RIPE Network Coordination Centre incident

High failure rate of requests to RIPEstat

RIPE Network Coordination Centre experienced a minor incident on September 16, 2025 affecting RIPEstat, lasting 3d 5h. The incident has been resolved; the full update timeline is below.

Started: Sep 16, 2025, 07:28 AM UTC
Resolved: Sep 19, 2025, 12:57 PM UTC
Duration: 3d 5h
Detected by Pingoru: Sep 16, 2025, 07:28 AM UTC

Affected components

RIPEstat

Update timeline

identified Sep 16, 2025, 07:28 AM UTC

Between ~3:10 UTC and ~5:40 there were multiple periods during which RIPEstat was fully unavailable. We still see a higher tail latency for requests. Our current analysis shows that this was the negative impact of a configuration change we deployed to mitigate the memory consumption issues we encountered last week.

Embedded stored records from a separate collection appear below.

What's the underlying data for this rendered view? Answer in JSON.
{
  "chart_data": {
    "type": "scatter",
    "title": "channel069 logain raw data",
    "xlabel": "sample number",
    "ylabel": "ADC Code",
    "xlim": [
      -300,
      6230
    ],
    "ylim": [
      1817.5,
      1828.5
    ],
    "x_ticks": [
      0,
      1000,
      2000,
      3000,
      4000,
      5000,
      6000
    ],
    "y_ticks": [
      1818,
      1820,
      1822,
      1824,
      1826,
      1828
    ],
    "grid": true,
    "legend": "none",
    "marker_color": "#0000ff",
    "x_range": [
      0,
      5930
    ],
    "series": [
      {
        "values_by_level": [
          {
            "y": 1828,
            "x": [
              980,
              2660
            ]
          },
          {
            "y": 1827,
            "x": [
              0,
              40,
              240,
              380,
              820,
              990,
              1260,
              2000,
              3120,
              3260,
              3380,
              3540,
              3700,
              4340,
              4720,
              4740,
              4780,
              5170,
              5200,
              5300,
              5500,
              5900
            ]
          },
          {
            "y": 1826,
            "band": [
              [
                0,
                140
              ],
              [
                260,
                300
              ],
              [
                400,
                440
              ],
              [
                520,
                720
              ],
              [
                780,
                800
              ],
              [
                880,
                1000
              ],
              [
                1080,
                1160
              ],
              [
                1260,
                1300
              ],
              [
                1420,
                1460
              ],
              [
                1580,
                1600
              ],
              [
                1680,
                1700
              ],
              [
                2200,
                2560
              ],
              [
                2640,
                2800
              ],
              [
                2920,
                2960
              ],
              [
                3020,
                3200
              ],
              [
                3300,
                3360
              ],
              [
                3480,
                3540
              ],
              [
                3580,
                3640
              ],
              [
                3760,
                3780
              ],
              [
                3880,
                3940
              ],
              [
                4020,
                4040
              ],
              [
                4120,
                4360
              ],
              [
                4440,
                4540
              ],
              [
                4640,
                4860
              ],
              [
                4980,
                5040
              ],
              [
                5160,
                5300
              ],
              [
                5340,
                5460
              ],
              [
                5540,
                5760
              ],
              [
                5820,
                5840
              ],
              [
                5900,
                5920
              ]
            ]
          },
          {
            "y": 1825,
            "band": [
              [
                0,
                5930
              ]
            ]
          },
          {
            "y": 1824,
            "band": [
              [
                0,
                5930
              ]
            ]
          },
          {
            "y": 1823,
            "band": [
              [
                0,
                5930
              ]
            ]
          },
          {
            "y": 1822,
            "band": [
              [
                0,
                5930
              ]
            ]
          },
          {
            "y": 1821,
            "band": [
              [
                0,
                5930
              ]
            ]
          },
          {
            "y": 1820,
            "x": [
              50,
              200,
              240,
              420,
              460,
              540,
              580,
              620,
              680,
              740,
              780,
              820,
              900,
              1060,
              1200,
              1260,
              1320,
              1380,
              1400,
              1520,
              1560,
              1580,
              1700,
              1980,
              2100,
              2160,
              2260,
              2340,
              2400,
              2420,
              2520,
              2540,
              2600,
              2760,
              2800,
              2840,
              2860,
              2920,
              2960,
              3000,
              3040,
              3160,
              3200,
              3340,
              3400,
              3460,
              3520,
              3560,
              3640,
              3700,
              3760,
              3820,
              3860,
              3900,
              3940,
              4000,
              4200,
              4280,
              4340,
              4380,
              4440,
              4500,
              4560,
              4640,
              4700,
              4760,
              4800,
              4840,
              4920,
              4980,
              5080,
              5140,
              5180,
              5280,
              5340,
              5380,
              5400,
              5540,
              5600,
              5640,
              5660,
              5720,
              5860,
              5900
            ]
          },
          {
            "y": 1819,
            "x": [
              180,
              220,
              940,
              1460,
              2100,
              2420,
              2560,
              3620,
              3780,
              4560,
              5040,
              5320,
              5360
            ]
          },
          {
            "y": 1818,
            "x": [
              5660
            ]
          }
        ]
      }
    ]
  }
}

We hope to mitigate this fully by end of day today.
monitoring Sep 16, 2025, 10:16 AM UTC

We have applied a mitigation for one underlying issue, and hope to finish another infrastructure change by end of working day today.
monitoring Sep 16, 2025, 06:08 PM UTC

We have deployed a configuration change to part of our cluster that should prevent the performance issues from recurring. We will evaluate the performance for both groups (baseline/treatment) tomorrow and continue with the roll-out if it performs as expected.
monitoring Sep 17, 2025, 06:27 AM UTC

The configuration change we evaluated yesterday shows positive results. We applied the change to a quarter of our environment. It significantly reduced the median latency compared to the baseline. We plan to roll out this configuration change to the full environment later today. We also adjusted our rate limiting to further improve service stability. Rate limits now resulting in HTTP 429 instead of the historic behaviour of HTTP 503. The rate limit differs per endpoint. If you are affected by the rate limits, please contact us. We will continue monitoring closely during the full rollout.
monitoring Sep 17, 2025, 11:29 AM UTC

We have deployed the configuration change. We expect this has resolved the issues. We will update this status announcement tomorrow morning.
resolved Sep 19, 2025, 12:57 PM UTC

This incident has been resolved. Our latest mitigation worked as expected. Some users may encounter HTTP 429 responses for exceeding the over-all rate limit, or a new rate-limit on `bgp-updates`. Please contact us if you encounter issues.